AVC: Die visuelle Ästhetik des Films ist offen und hell. War das immer ein wesentlicher Bestandteil der Art und Weise, wie Sie die Geschichte erzählen wollten?
NT: Ja, ich wollte mich wirklich davon fernhalten, es dunkel oder grobkörnig oder schwer zu machen, und mich mehr auf das Helle und Bunte konzentrieren, weil ich denke, dass das Bellas Blick ist. Zum Beispiel hat sie eine glitzernde Handyhülle und die meisten Farben im Film stammen aus ihrer Garderobe, weil sie ein 19-jähriges Mädchen ist und diese Art von Ästhetik mag. Außerdem mag ich diese Art von Ästhetik. Ich bevorzuge Filme, die hell und bunt sind. Ich liebe Augenschmaus.

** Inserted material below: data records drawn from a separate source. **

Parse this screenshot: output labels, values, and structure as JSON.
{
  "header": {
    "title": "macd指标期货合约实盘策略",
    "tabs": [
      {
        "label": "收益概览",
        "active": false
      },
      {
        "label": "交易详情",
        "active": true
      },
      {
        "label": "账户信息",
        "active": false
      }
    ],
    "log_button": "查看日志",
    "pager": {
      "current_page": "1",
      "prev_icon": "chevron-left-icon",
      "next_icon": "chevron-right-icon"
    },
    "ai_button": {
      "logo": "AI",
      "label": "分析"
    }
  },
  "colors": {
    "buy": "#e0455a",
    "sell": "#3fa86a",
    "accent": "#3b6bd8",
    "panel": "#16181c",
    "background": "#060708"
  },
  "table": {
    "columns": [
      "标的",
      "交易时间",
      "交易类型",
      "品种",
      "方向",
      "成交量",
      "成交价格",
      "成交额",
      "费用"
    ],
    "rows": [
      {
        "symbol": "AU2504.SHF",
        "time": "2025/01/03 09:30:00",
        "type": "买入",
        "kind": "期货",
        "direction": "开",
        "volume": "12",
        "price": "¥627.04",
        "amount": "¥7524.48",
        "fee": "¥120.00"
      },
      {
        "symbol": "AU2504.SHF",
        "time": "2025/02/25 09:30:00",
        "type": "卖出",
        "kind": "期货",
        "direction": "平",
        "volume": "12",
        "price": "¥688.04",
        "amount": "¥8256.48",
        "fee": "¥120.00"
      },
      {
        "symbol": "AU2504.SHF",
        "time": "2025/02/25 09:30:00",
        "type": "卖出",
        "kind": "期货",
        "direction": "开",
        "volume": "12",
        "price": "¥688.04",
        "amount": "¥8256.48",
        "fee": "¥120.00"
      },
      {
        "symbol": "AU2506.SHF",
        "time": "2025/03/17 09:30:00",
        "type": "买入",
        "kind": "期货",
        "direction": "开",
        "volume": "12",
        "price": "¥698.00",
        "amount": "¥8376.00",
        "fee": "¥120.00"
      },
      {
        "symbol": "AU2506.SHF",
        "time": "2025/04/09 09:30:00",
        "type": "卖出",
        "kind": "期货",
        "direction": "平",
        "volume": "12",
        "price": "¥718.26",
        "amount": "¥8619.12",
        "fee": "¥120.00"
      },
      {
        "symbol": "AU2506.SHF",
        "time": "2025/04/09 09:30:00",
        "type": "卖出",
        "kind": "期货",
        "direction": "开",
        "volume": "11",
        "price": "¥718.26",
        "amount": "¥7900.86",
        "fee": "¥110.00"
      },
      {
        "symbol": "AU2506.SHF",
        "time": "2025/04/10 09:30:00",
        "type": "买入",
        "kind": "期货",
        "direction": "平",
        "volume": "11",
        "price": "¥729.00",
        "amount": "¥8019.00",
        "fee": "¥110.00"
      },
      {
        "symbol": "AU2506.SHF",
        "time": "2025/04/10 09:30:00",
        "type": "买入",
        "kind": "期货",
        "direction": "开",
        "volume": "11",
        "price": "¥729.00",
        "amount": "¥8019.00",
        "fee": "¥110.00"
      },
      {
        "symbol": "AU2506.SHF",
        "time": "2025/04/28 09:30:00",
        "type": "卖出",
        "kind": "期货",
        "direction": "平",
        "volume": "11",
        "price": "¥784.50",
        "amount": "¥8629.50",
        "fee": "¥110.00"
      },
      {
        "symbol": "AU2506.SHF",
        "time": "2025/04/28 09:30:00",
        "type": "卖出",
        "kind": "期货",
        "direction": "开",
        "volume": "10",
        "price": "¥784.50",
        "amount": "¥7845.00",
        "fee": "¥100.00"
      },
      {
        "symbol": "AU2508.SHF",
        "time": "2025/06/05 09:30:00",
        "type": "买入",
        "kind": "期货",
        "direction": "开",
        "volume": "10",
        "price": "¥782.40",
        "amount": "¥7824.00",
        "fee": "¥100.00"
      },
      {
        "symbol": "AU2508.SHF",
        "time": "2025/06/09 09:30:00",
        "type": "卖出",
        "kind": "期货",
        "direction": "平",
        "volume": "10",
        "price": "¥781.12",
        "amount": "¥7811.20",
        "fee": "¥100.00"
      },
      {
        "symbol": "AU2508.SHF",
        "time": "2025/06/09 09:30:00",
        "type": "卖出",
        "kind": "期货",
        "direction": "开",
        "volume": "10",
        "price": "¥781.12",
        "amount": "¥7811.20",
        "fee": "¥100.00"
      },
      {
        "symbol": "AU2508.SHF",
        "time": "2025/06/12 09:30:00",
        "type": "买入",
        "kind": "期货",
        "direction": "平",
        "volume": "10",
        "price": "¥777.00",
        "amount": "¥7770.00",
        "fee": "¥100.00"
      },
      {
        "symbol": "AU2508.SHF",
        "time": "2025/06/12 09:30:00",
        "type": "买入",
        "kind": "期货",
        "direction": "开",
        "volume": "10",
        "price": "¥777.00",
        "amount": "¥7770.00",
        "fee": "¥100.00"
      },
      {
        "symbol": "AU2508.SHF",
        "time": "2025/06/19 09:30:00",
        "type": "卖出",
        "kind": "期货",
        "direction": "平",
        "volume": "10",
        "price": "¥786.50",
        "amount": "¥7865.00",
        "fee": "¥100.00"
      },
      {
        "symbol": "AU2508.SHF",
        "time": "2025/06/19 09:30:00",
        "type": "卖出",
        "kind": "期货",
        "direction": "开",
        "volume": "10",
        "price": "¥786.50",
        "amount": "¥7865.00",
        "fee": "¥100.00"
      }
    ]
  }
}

AVC: Ich weiß, dass Sie sich einmal eine mögliche Fernsehserie und einen Dokumentarfilm sowie andere Features angesehen haben. Aber ist irgendetwas definitiv als nächstes für Sie?
NT: Ich kann nicht wirklich darüber sprechen, aber mein nächstes Projekt wird ein amerikanischer Film sein, weil ich mich schon immer zur Popkultur hingezogen und interessiert gefühlt habe und das amerikanische Publikum meine Hauptzielgruppe ist, denke ich. Ich möchte Teil dieses Epizentrums der Popkultur sein – hier möchte ich arbeiten und präsent sein. Ich möchte meine Stimme einbringen, weil ich denke, dass sich so viele Dinge ändern müssen, zu denen ich beitragen möchte. Und das will ich nicht in einer kleinen, obskuren Arthouse-Ecke machen, sondern dort, wo man tatsächlich Einfluss auf die Kultur hat. Also werde ich immer mit solchen Themen arbeiten – dem weiblichen Blick und den Geschlechterrollen.
AVC: Wenn Sie sagen, dass Ihr Publikum ein amerikanisches Publikum ist, ist dieser Gedanke oder dieses Gefühl schon immer in Ihrem Kopf gewesen, sogar seit der Filmhochschule?
NT: Ja, ich denke, vielleicht – denn das ist die Kultur, die ich konsumiert habe und die mich und die Menschen um mich herum geprägt hat. Und ich habe das Gefühl, dass vieles davon, wie es mich und die Menschen um mich herum geprägt hat, auf eine schlechte Art und Weise war und viele negative Folgen hatte. Also hatte ich immer das Gefühl, ich müsste dorthin gehen und es ändern. Ich hatte immer das Gefühl, dass ich hier sein und arbeiten möchte. Schweden ist so ein kleines Land, und jetzt, wo ich geschmeckt habe, dass es tatsächlich möglich ist, dieses Publikum zu erreichen, glaube ich nicht, dass ich zurückgehen könnte, um ehrlich zu sein.